I’m working my way slowly through all my old blogposts – updating posts, re-uploading images (and often re-scanning the originals), changing titles and adding tags etc. It’s a massive task but I just love doing it – it’s the blogging equivalent of putting a photo album together (do you remember what that is?)
Anyway, as I’m working through 2009 I noticed something rather dramatic happening to my sketching when I started my 15th sketchbook. Although I was aware of it at the time, it’s even more noticeable to me now. I switched from using the A5-ish size Moleskine landscape to an A5 portrait format Ebony book by Daler and Rowney (150gsm cartridge) and suddenly my sketching improved significantly.
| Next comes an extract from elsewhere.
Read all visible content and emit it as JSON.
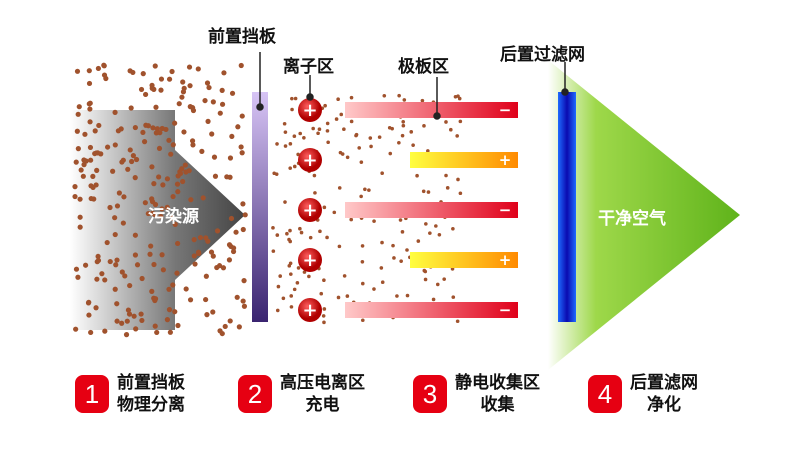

Now this doesn’t necessarily make a lot of sense as one would think that moving away from watercolour paper to cartridge paper would hinder my sketching, but the reverse happened. The smooth cartridge was much better for my linework and was able to take watercolour well enough. The change in format was another factor, enabling me to work larger and to play with the composition of my pages. In fact the sudden improvement in the composition of my pages is a big part of why Sketchbook No. 15 is so special
Note: The quality of the Ebony books went downhill a few years later and I then switched to Stillman and Birn Alpha (which is still my favourite everyday book).
Here are a few pages from this book. (I was using a lot of Inktense at the time)
And click here to see all the articles from Sketchbook No.15.
I was chatting to a local sketcher in December about whether she would ever get her work to a point where she was happy. I asked her how many sketchbooks she had filled – I think it was about 8-10. As I had just started updating my 2009 blogposts at the time, I replied “Well, I saw a massive improvement in Sketchbook No. 15 so maybe it’s around the corner for you?!!” This is a lot more encouraging than saying it took me 250 sketchbooks to get where I am now, which is something I often say to people. 🙂
Just for the record, my statements are a little tongue in cheek (the tone of my voice doesn’t come through in typed format!)
However, the big takeaway from rediscovering Sketchbook 15, is that its not enough just to keep sketching. The breakthroughs often come when you make some kind of change. If you feel as if you are stuck in a rut, then switch your tools or your paper and try something different. And don’t forget to study and research as well – from books, videos, workshops and online courses. It’s really easy to cement bad habits if all you do repeatedly sketch the same way without some form of education. But that’s a topic for another article!
I hope you enjoy seeing some of my old sketches!